In August of 2012 the online education company, Coursera, had drawn in a million users, a faster launching than either Facebook or Twitter. Coursera offers free college courses, all of which are taught by faculty members from 33 universities around the country. In less than a year, Coursera has attracted $22 million in venture capital and has created a ton of buzz. The co-founders, computer science professors at Stanford University, watched with amazement as enrollment passed two million last month, with 70,000 new students a week signing up for over 200 courses, including Human-Computer Interaction, Songwriting and Gamification.  
Other approaches to online courses are emerging as well. Universities nationwide are increasing their online offerings, hoping to attract students around the world. New ventures like Udemy help individual professors put their courses online. Harvard and the Massachusetts Institute of Technology have each provided $30 million to create edX. Another Stanford spinoff, Udacity, has attracted more than a million students to its menu of massive open online courses, or MOOCs, along with $15 million in financing. All of this could well add up to the future of higher education — if anyone can figure out how to make money.

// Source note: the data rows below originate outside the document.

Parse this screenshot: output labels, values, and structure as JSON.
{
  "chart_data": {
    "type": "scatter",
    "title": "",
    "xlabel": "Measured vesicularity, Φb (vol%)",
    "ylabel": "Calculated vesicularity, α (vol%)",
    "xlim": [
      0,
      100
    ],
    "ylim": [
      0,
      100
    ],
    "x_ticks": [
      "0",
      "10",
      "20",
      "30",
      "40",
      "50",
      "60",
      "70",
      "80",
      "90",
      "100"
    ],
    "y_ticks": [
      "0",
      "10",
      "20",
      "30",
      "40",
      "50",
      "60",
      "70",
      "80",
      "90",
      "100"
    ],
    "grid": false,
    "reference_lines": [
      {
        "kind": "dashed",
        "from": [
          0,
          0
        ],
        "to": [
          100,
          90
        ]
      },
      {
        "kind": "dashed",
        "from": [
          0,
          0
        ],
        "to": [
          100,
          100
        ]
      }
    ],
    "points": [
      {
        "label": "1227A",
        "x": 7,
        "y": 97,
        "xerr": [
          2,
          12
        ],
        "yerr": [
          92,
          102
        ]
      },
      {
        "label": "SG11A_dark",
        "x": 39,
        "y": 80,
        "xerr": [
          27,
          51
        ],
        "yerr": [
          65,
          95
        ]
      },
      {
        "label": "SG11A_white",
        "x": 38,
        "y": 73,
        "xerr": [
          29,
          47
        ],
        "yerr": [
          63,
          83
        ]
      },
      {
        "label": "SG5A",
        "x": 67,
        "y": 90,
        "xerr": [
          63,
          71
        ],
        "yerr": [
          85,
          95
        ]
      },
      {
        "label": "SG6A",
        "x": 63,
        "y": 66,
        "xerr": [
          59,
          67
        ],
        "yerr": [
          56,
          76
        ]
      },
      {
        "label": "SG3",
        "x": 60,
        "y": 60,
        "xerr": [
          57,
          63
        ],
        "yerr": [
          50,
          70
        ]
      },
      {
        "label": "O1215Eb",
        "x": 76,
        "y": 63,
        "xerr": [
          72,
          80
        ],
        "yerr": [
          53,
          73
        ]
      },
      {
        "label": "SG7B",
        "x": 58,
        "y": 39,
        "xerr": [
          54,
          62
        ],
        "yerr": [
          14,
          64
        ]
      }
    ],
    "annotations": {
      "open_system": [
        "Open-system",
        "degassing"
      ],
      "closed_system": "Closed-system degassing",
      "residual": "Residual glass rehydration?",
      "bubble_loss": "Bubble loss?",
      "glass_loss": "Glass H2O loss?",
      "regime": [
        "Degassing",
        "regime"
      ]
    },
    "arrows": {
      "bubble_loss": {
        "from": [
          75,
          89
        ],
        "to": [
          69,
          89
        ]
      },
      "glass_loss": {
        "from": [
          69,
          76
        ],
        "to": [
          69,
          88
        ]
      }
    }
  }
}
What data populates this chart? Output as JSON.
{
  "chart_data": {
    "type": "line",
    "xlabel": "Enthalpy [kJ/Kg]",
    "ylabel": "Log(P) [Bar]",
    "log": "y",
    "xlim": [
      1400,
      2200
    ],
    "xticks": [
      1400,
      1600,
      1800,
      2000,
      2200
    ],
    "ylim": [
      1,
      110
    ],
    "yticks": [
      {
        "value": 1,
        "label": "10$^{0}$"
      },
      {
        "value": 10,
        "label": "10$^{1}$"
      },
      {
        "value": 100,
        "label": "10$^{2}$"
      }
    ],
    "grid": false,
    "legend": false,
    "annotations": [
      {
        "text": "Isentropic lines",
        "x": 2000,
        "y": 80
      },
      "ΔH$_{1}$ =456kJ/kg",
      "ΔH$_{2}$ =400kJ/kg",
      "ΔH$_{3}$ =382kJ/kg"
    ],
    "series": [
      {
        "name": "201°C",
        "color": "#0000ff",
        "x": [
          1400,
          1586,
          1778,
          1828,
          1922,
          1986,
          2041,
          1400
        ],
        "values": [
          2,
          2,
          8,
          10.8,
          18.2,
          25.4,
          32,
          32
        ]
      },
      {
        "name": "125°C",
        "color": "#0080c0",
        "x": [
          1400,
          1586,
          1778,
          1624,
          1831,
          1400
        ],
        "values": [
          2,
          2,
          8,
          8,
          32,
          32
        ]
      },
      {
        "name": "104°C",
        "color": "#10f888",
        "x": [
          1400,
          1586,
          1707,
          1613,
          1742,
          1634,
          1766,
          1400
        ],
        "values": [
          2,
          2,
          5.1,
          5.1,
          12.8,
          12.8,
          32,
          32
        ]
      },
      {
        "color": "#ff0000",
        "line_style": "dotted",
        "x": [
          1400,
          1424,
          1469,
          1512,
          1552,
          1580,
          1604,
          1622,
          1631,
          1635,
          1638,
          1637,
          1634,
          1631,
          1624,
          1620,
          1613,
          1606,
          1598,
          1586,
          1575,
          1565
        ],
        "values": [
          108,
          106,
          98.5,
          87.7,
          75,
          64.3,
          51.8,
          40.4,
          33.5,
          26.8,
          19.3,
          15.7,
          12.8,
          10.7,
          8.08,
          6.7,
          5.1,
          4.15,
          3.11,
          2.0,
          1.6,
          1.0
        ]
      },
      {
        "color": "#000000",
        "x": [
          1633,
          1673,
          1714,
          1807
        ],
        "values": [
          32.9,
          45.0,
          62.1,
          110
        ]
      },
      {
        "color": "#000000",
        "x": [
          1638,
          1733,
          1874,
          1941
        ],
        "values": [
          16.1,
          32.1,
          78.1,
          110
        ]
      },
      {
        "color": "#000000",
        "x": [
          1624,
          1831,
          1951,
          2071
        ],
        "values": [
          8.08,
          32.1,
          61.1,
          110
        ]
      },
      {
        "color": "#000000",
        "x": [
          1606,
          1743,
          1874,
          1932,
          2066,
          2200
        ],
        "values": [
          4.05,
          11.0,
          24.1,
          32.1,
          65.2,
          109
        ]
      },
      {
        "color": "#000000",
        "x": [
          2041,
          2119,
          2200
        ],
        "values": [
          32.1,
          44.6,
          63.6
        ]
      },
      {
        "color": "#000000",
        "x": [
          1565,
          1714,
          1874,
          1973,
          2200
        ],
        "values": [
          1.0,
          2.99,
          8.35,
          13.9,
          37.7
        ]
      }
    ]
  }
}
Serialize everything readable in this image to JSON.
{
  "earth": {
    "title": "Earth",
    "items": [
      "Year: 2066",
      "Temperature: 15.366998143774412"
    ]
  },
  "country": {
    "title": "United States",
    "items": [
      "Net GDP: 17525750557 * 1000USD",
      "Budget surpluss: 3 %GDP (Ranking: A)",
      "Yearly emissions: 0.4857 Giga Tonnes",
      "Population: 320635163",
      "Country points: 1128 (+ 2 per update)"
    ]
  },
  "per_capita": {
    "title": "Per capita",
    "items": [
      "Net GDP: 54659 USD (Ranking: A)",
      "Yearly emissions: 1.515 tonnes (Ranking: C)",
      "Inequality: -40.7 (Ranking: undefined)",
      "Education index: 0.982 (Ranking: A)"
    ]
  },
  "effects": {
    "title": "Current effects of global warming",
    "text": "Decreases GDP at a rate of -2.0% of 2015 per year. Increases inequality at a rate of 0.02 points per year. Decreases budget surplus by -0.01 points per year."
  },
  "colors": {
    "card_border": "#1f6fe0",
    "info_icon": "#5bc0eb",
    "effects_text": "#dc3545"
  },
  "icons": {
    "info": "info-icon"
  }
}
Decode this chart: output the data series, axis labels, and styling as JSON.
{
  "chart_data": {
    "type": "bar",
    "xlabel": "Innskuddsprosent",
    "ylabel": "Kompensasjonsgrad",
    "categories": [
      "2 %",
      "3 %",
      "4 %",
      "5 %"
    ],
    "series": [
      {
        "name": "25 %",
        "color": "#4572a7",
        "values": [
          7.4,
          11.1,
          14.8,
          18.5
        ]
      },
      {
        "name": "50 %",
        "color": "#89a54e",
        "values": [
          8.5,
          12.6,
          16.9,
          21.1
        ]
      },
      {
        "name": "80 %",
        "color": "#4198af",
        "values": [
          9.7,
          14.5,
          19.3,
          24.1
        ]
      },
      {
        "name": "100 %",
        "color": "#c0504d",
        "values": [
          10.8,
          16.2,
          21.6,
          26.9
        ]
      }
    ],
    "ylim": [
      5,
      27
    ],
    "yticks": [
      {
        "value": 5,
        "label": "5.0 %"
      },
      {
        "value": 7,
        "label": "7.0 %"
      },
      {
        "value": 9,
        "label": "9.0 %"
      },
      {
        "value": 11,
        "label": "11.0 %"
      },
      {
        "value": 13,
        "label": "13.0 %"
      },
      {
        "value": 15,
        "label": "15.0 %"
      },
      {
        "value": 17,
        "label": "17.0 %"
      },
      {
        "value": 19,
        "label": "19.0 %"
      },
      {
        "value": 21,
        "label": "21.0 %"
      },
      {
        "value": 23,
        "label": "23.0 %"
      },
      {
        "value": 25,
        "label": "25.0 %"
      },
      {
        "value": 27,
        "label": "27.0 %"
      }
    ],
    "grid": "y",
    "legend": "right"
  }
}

Coursera has grown at warp speed to emerge as the current leader of the pack, striving to support its business by creating revenue streams through licensing, certification fees and recruitment data provided to employers, among other efforts. But there is no guarantee that it will keep its position in the exploding education technology marketplace. For their part, Ms. Koller and Mr. Ng proclaim a desire to keep courses freely available to poor students worldwide. Education, they have said repeatedly, should be a right, not a privilege. And even their venture backers say profits can wait.
Right now, the most promising source of revenue for Coursera is the payment of licensing fees from other educational institutions that want to use the Coursera classes, either as a ready-made “course in a box” or as video lectures students can watch before going to class to work with a faculty member.
While there is currently no profit stemming from these online education ventures, the future is still looking bright ahead. Expect to see this trend become the norm.